N.C. Arts Council - Melvin Lee Owens

photo: Roger Haile

Melvin Lee Owens

Art Form: Folk/Traditional Crafts and Visual Arts

Seagrove, NC

 

About Melvin Lee Owens


When pressed to explain how he made a pot, Melvin Owens said matter-of-factly, “Well, you have a shape in your mind and you make it.” At his wheel for more than seventy-five years, he became the consummate production potter, able to turn dozens of pie dishes, vases, and other wares in no time at all and with seemingly little effort. Many of the shapes he made, such as churns and cream risers, were from the Moore and Randolph County pottery tradition. Other shapes were distinctly his own, especially his teapots, tall and graceful with spouts that flow like a swan's neck.

Born in Moore County in 1917, Melvin Owens was from one of the great pottery families of North Carolina. He grew up surrounded by potters who made traditional wares and also had major roles in developing new artistic forms. His uncle Rufus made the “brilliant orange glaze pie plate” said to have inspired the start of Jugtown, and his father, James Henry Owens, helped to build Jugtown and ran his own pottery shop right next door.

When Melvin Owens married Pearl Marie Garner in 1938, they set up shop in the family pottery, developing earthenware glazes and firing salt-glaze wares in his wood-fired groundhog kiln. They began their family in the years during World War II, and most of the eight children eventually learned the craft. Their lives were not easy. As late as the 1960s they fired the kiln three times a week to produce pots and candlesticks that wholesale for between fifteen to seventy-five cents apiece. Potters had to be both innovative and productive to survive, and Melvin found outlets for his wares in tourist and commercial markets as well as local markets.

Mostly self-taught, he generously shared his knowledge of the pottery business with others in the community. In Raised in Clay, Nancy Sweezy wrote, "Potters young and old around the region know that Melvin Owens will help them.
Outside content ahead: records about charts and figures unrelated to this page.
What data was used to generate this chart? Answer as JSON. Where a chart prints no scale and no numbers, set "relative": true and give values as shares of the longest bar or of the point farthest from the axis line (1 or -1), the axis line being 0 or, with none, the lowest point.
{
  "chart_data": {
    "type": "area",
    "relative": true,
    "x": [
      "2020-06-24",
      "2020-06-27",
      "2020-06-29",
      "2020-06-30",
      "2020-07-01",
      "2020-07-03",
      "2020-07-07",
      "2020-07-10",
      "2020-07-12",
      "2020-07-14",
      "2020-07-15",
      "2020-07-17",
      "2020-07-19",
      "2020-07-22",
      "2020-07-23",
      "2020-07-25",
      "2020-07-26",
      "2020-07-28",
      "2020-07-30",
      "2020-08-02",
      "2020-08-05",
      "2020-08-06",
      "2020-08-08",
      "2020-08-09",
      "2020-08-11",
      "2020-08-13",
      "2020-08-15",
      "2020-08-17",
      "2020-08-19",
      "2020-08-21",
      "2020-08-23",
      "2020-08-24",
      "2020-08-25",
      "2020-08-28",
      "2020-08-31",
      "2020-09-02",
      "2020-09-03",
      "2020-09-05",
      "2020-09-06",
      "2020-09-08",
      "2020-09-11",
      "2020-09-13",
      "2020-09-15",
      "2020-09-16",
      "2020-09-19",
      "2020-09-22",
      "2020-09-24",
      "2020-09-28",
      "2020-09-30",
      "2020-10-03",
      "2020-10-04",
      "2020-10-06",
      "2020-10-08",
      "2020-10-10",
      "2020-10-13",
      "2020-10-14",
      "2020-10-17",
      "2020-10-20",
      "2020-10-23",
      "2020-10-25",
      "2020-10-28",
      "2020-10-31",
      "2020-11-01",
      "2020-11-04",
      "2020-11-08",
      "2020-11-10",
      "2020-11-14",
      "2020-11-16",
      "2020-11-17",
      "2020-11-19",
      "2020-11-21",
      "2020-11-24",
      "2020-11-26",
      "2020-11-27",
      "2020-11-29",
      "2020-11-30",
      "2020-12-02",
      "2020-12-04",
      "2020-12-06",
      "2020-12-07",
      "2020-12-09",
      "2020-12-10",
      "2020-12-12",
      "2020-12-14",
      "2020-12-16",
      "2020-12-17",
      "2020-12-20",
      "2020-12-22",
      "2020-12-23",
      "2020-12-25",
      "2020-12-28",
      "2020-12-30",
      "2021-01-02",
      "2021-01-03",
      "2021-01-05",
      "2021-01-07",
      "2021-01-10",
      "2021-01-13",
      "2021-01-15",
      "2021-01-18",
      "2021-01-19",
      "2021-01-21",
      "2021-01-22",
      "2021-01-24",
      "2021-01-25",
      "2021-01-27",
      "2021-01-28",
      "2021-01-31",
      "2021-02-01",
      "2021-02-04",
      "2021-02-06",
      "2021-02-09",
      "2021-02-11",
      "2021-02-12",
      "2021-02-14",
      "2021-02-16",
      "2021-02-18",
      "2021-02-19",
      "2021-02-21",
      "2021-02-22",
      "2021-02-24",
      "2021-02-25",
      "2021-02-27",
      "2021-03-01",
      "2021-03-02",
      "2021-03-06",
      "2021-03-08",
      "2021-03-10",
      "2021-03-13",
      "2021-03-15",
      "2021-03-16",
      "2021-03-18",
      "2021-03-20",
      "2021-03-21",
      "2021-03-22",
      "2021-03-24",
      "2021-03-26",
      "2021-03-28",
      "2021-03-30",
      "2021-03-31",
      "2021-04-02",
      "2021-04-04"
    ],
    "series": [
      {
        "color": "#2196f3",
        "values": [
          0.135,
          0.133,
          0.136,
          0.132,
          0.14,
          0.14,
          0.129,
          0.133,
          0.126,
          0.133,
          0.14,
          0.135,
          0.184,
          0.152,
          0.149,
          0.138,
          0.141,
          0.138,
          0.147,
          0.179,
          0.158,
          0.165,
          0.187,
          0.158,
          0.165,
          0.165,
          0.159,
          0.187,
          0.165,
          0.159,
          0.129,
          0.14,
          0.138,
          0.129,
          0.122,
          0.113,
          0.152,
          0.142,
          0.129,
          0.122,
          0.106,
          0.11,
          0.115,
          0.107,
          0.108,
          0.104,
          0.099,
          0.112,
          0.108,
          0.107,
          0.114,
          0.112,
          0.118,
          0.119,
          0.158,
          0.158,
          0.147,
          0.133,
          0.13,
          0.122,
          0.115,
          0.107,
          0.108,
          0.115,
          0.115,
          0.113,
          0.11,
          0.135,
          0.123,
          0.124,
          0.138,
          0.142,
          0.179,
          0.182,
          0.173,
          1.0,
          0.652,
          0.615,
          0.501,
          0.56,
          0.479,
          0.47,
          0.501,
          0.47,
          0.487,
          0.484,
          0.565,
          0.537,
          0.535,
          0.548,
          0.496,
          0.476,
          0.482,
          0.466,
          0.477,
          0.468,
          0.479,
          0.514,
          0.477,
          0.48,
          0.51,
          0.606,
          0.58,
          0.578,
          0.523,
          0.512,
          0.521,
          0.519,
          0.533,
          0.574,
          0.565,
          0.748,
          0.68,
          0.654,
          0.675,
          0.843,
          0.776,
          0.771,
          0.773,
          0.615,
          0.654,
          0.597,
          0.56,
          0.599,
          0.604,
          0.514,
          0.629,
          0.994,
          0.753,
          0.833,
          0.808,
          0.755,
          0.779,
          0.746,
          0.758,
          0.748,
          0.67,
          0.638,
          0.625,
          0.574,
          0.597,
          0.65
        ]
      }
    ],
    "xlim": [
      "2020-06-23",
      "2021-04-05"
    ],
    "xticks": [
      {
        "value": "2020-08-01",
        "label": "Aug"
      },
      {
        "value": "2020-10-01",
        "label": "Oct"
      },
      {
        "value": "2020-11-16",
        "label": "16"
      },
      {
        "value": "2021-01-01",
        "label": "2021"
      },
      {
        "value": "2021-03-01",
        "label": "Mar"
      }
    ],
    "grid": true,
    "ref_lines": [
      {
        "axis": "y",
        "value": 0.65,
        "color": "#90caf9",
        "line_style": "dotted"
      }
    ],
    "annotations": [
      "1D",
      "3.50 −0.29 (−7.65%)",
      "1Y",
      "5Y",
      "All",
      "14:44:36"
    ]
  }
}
He has led people to clay pits and has assisted them in hauling it; helped build wheels, machines, and shops; and in earlier years built kilns all over the countryside.”

Before his death in 2003 at 86, Melvin Owens was widely recognized as the patriarch of potters in the Seagrove region. When his son Vernon, an award winning potter himself, talked about growing up as an Owens, he paid tribute to his father. "I wouldn't trade it for the world. I learned from that experience. And a lot of what he told us —-the way to do and the way to live, and the way to be—-was exactly right."